GdF
Aumento fittizio di capitale per accedere ad un finanziamento pubblico da 4 milioni: due aziende catanesi nel mirino
Accertato un trasferimento in 72 ore a società del Delaware per l'acquisto inesistente di 3.500 monopattini: indagati amministratori per truffa, autoriciclaggio e false comunicazioni sociali
I Finanzieri del Nucleo Speciale Polizia Valutaria di Roma, coadiuvati da colleghi dei Comandi Provinciali di Palermo, Catania e Modena, hanno eseguito un sequestro preventivo, anche per equivalente emesso dal Tribunale di Catania per un valore complessivo di 4 milioni di euro, nei confronti di persone fisiche e società coinvolte in una frode connessa alla percezione di un finanziamento assistito da garanzia pubblica.

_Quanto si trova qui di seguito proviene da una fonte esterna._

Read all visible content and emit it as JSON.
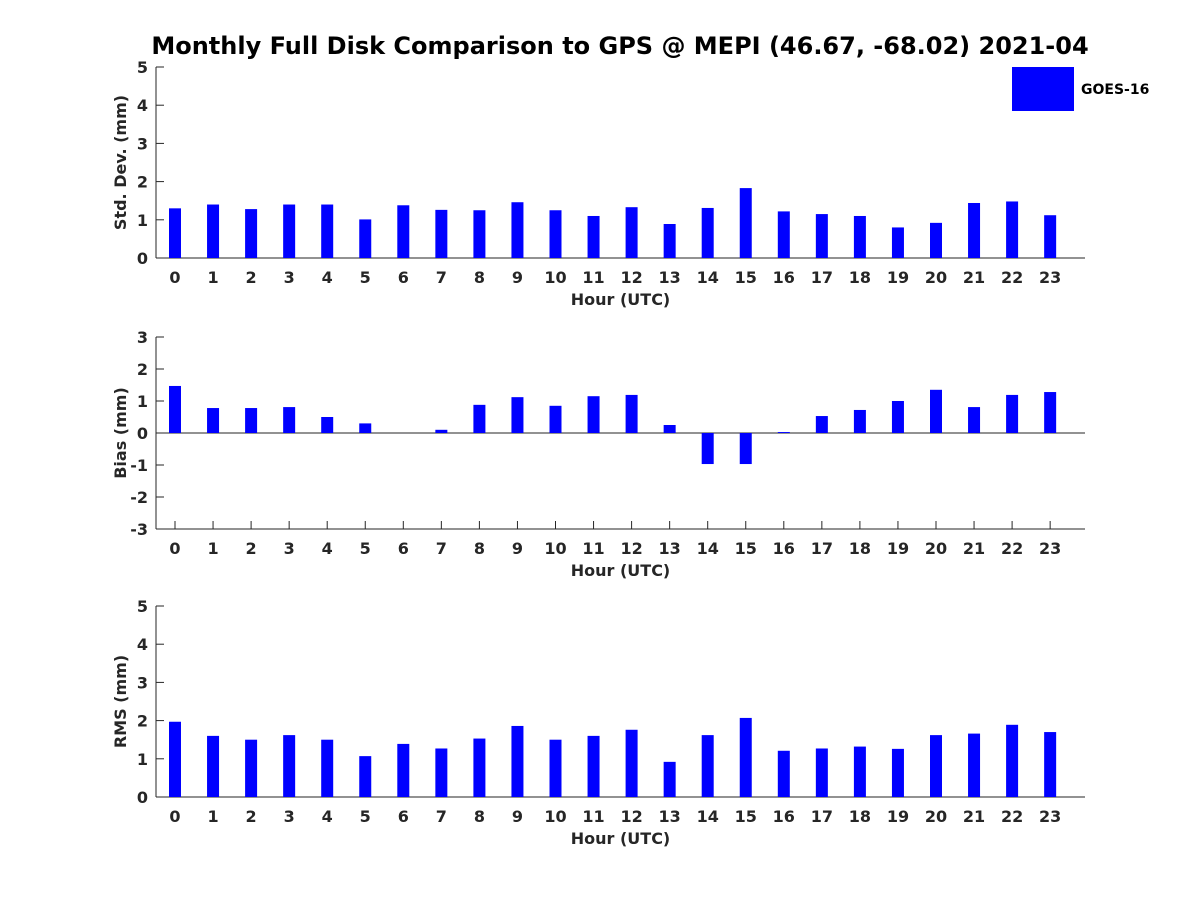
{
  "title": "Monthly Full Disk Comparison to GPS @ MEPI (46.67, -68.02) 2021-04",
  "legend": {
    "label": "GOES-16",
    "color": "#0000ff",
    "placement": "top-right"
  },
  "chart_data": [
    {
      "type": "bar",
      "xlabel": "Hour (UTC)",
      "ylabel": "Std. Dev. (mm)",
      "categories": [
        "0",
        "1",
        "2",
        "3",
        "4",
        "5",
        "6",
        "7",
        "8",
        "9",
        "10",
        "11",
        "12",
        "13",
        "14",
        "15",
        "16",
        "17",
        "18",
        "19",
        "20",
        "21",
        "22",
        "23"
      ],
      "series": [
        {
          "name": "GOES-16",
          "values": [
            1.3,
            1.4,
            1.28,
            1.4,
            1.4,
            1.01,
            1.38,
            1.26,
            1.25,
            1.46,
            1.25,
            1.1,
            1.33,
            0.89,
            1.31,
            1.83,
            1.22,
            1.15,
            1.1,
            0.8,
            0.92,
            1.44,
            1.48,
            1.12
          ]
        }
      ],
      "ylim": [
        0,
        5
      ],
      "yticks": [
        "0",
        "1",
        "2",
        "3",
        "4",
        "5"
      ]
    },
    {
      "type": "bar",
      "xlabel": "Hour (UTC)",
      "ylabel": "Bias (mm)",
      "categories": [
        "0",
        "1",
        "2",
        "3",
        "4",
        "5",
        "6",
        "7",
        "8",
        "9",
        "10",
        "11",
        "12",
        "13",
        "14",
        "15",
        "16",
        "17",
        "18",
        "19",
        "20",
        "21",
        "22",
        "23"
      ],
      "series": [
        {
          "name": "GOES-16",
          "values": [
            1.47,
            0.78,
            0.78,
            0.81,
            0.5,
            0.3,
            0.0,
            0.1,
            0.88,
            1.12,
            0.85,
            1.15,
            1.19,
            0.25,
            -0.97,
            -0.97,
            0.03,
            0.53,
            0.72,
            1.0,
            1.35,
            0.81,
            1.19,
            1.28
          ]
        }
      ],
      "ylim": [
        -3,
        3
      ],
      "yticks": [
        "-3",
        "-2",
        "-1",
        "0",
        "1",
        "2",
        "3"
      ]
    },
    {
      "type": "bar",
      "xlabel": "Hour (UTC)",
      "ylabel": "RMS (mm)",
      "categories": [
        "0",
        "1",
        "2",
        "3",
        "4",
        "5",
        "6",
        "7",
        "8",
        "9",
        "10",
        "11",
        "12",
        "13",
        "14",
        "15",
        "16",
        "17",
        "18",
        "19",
        "20",
        "21",
        "22",
        "23"
      ],
      "series": [
        {
          "name": "GOES-16",
          "values": [
            1.97,
            1.6,
            1.5,
            1.62,
            1.5,
            1.07,
            1.39,
            1.27,
            1.53,
            1.86,
            1.5,
            1.6,
            1.76,
            0.92,
            1.62,
            2.07,
            1.21,
            1.27,
            1.32,
            1.26,
            1.62,
            1.66,
            1.89,
            1.7
          ]
        }
      ],
      "ylim": [
        0,
        5
      ],
      "yticks": [
        "0",
        "1",
        "2",
        "3",
        "4",
        "5"
      ]
    }
  ]
}
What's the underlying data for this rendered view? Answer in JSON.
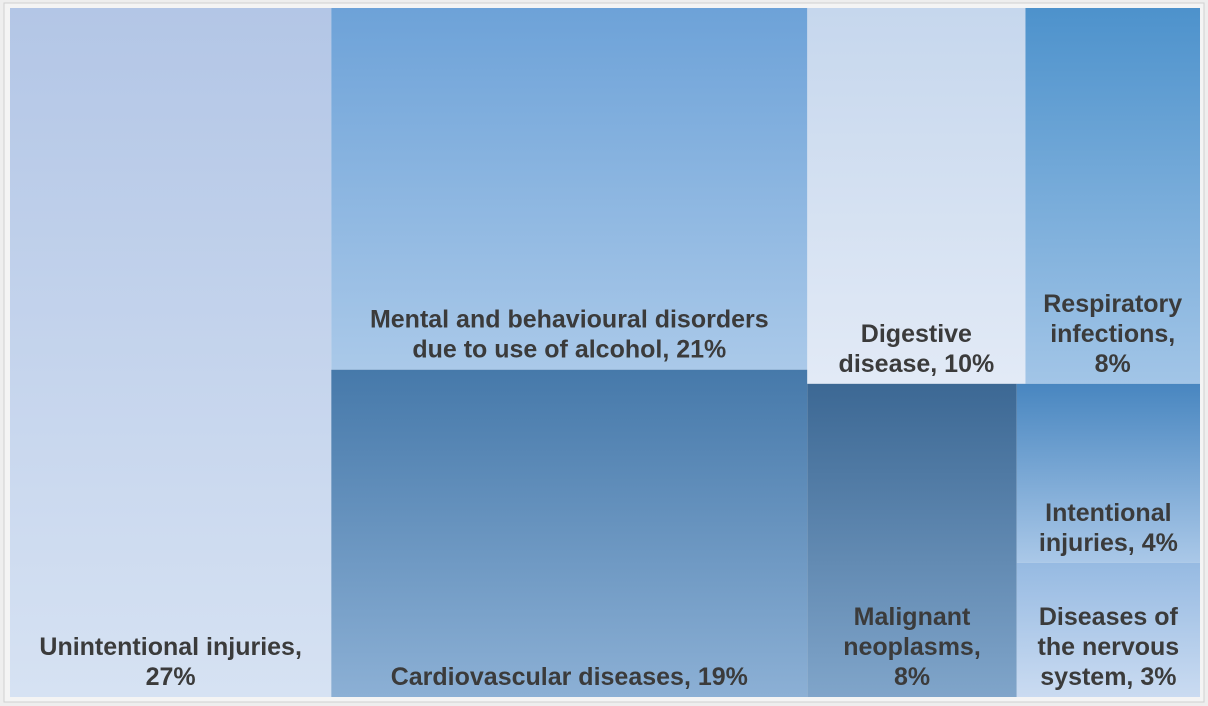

Le indagini hanno riguardato un’impresa catanese operante nel settore della mobilità sostenibile, risultata beneficiaria nel maggio del 2024 di un finanziamento pari a 4 milioni di euro, erogato da un istituto di credito. Gli accertamenti eseguiti hanno permesso di ricostruire un articolato meccanismo fraudolento fondato su un aumento fittizio di capitale sociale, deliberato solo perché era necessario per l’accesso al finanziamento e formalmente eseguito dalla società detentrice della maggioranza delle quote dell’impresa beneficiaria (anch’essa con sede nel capoluogo etneo) e dimostrato mediante un assegno bancario mai effettivamente negoziato.
L’investimento a base della richiesta di finanziamento doveva servire a sviluppare una collaborazione con un’azienda nazionale operante nel settore della micromobilità, consistente nella gestione, da parte della società beneficiaria, dei mezzi sul territorio avvalendosi del marchio e della tecnologia della stessa impresa. Una volta accreditate sul conto corrente della società richiedente, le somme del finanziamento sono state interamente trasferite, nel giro di 72 ore, a una società statunitense con sede nel Delaware, sulla base di documentazione riferita all’acquisto di 3.500 monopattini, mai giunti in Italia, e di una fattura per 4,8 milioni di euro risultata priva di effettività sotto il profilo commerciale e giuridico.
I rappresentanti legali delle due società coinvolte, quella beneficiaria del finanziamento e quella che ha attestato il fittizio aumento di capitale, sono indagati per truffa aggravata per il conseguimento di erogazioni pubbliche, autoriciclaggio e false comunicazioni sociali, mentre nei confronti delle due società sono stati ravvisati anche illeciti amministrativi derivanti da reato.